Once at ATP, I believe it took me about 5 months to finish the program. Then I Instructed for ATP for about a 1.5 years, totaling to about 2.5ish years total from start to finish.
Then I flew for Horizon Air for 4 years and 8 months. I upgraded to Captain on the E175 in about 2 years while at Horizon.
I just started new hire training at Alaska on the 737 last week. So it took me about 8 years to get to where I am.
That said, this is my timeline. I could have gone to an aviation college. That would have added 4 years to my timeline. I could have instructed at a different flight school which could have also added to my timeline. I could have chosen to build my time doing something completely different from instructing. Or, consider a more recent ATP grad with 1500 hours and they are getting hired at Frontier or Spirit, skipping the regionals altogether. If that had been me I could have had an A320 type rating in about 2.5 - 3 years.
There are just too many unknowns that can dictate how long it takes someone to earn a 737 type rating or equivalent. It depends on where you go to school, how you choose to build your flight time, who hires you…it also depends on the demand for pilots which is also tied to the economy.
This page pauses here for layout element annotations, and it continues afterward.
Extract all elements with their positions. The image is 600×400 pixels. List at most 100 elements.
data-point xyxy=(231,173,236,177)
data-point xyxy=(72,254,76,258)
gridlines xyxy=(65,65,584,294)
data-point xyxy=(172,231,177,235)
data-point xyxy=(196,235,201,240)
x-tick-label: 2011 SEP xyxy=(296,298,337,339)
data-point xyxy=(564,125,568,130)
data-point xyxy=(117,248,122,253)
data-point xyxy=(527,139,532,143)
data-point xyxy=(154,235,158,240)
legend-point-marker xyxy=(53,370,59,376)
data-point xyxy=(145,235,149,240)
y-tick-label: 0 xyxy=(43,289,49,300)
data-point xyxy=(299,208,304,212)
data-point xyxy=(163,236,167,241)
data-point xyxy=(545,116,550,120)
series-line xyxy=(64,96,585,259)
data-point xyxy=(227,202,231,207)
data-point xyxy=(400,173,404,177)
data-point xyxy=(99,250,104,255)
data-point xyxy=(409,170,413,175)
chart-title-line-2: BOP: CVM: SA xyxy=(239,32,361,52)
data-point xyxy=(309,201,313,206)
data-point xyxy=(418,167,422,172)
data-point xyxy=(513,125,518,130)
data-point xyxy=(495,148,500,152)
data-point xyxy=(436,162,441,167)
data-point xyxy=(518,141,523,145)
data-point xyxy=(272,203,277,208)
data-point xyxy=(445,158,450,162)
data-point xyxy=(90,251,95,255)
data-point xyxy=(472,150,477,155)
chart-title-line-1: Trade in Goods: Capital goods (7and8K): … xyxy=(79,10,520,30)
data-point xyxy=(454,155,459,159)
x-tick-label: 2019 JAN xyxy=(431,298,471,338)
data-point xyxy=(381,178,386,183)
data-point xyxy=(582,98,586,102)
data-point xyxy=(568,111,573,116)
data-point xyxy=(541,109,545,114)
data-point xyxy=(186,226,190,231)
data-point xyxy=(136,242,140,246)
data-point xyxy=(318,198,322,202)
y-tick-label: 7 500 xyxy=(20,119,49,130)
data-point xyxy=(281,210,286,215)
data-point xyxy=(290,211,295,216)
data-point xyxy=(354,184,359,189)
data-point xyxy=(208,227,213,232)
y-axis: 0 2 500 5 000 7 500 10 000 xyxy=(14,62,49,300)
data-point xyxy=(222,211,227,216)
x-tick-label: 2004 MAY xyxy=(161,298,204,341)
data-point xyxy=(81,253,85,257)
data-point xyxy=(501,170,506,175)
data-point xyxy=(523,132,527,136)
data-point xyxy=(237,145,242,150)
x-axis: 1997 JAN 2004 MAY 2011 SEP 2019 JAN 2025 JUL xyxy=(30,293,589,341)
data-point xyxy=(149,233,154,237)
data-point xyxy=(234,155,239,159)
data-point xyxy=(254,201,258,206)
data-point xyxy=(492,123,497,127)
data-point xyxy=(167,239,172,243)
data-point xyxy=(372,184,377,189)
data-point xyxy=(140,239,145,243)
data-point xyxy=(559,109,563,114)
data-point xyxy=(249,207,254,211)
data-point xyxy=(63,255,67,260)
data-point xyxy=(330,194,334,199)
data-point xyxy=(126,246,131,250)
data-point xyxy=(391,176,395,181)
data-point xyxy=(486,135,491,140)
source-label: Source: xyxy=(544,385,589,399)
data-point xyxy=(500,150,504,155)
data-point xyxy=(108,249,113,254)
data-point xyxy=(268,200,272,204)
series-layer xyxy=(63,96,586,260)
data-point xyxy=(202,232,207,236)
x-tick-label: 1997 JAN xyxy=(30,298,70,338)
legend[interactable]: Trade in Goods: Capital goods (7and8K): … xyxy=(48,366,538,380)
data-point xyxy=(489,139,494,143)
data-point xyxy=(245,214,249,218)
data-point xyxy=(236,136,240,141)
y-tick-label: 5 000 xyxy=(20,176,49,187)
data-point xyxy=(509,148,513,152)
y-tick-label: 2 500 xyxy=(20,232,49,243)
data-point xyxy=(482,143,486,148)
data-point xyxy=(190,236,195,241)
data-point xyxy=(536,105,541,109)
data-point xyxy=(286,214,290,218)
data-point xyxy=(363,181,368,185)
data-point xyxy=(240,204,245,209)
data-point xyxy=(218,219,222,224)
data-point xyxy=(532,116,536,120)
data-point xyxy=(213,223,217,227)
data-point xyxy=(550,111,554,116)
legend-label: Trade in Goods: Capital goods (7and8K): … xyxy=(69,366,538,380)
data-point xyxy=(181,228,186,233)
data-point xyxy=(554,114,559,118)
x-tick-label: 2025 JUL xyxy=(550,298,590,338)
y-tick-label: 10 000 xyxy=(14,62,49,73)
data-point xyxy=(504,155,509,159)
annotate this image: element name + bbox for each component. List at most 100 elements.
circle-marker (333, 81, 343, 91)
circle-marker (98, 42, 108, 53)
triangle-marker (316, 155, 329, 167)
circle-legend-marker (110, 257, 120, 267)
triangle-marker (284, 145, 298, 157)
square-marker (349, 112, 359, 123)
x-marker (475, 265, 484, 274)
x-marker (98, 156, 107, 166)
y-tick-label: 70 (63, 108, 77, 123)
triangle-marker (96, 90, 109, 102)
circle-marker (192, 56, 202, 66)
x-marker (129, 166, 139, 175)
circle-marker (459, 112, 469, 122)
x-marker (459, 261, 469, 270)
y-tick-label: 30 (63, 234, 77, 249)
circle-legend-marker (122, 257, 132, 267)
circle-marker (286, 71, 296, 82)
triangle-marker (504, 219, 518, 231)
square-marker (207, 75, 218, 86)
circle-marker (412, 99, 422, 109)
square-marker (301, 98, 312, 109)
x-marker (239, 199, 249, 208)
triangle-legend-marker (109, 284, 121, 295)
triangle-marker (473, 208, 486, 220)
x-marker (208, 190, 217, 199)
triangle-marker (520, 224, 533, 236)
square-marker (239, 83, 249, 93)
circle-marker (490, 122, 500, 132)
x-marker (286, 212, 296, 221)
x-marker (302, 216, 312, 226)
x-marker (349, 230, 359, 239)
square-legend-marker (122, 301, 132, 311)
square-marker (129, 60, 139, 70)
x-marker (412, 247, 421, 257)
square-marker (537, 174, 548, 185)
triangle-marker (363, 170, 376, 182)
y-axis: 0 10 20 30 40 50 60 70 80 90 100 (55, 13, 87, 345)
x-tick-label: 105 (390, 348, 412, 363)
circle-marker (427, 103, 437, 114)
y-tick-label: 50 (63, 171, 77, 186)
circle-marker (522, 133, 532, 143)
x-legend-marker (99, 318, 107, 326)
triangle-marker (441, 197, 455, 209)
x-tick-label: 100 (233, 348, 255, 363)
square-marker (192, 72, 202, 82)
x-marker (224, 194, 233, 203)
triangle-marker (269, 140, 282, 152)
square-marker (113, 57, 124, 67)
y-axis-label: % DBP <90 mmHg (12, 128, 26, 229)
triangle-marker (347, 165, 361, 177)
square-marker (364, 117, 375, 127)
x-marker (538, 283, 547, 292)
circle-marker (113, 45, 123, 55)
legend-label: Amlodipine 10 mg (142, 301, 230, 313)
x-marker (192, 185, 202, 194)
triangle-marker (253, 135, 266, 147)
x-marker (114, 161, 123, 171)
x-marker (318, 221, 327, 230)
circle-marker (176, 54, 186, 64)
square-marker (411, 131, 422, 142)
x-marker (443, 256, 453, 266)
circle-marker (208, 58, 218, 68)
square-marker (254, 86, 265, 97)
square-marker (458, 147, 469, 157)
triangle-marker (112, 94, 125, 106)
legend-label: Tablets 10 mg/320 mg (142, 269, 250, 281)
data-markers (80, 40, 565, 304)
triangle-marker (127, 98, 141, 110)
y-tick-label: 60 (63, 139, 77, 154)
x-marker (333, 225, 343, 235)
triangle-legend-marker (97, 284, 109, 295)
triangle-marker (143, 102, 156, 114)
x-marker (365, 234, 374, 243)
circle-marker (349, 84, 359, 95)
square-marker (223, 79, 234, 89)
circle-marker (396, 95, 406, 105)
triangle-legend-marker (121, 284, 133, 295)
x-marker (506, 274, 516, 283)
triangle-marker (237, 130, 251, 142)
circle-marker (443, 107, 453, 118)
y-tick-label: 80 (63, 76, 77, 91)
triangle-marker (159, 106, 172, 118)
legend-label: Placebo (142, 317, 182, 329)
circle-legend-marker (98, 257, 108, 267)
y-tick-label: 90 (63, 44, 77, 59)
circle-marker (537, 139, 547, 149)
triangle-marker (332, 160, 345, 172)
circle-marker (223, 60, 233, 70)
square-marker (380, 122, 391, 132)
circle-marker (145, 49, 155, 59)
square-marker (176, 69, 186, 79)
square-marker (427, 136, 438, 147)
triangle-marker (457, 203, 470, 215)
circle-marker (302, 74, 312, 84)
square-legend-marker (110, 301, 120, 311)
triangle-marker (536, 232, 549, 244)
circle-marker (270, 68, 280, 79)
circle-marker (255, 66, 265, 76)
If you’re looking at the ATP program though, that program is 7 months. If you’re successful in the program and teach for ATP afterwards, you could have 1500 hours in as little as 18-24 months. From there, the rest of your timeline will depend on where you want to fly next and who ultimately hires you.
Thank you so much and one more question is it pretty hard studying for the e175 and just studying for aviation at atp and is there people to give you one on one if you need extra help ?
If u got a owi when u where 17 and have not get any more things on your record could u fly for the Regionals or even majors
Yes to all.
Firstly, aviation, while fun, is very hard to learn at first. If it were easy than anyone could become a pilot. As hard as aviation already is, ATP compresses what normally takes 4 years to learn into 7 months. That alone makes it even harder.
The reason for this is because the pace is on par with the pace of new hire training at an airline. Like I mentioned, I am in ground school at Alaska right now. We just finished learning about the aircraft systems in one week and we are already getting tested on our systems knowledge in 4 days.
The E175 is a very different airplane from the B737. Having just completed B737 systems ground school, I can tell you that it is very much a pilot’s airplane, whereas the E175 is more of a computer programmer’s or a pilot monitoring airplane. Let’s just say that I didn’t truly know how spoiled I was when I flew the E175. Learning to fly the 175 for the first time was still hard, but once I figured it out it was relatively easy, but just in a very different way from most airliners.
To answer your other question about receiving one-on-one help, yes. Your Instructor is there to help, for sure. That said, the reason that ATP is able to condense their training program into 7 months is because most of the ground school is conducted online. It is primarily a self-study curriculum. However, as I said before, your Instructor will also provide in-person ground. They are the ones that endorse the students for the checkrides. The only way to know if a student is ready is to test them in-person.
In regards to your other question about your record, if that is the only offense and you are honest about it and take full responsibility then you should be fine. Ideally you want to have at least 10 years from the date of the event. I always recommend reaching out to the airlines themselves just to be sure.
No problem, Luke. Any other questions, please ask.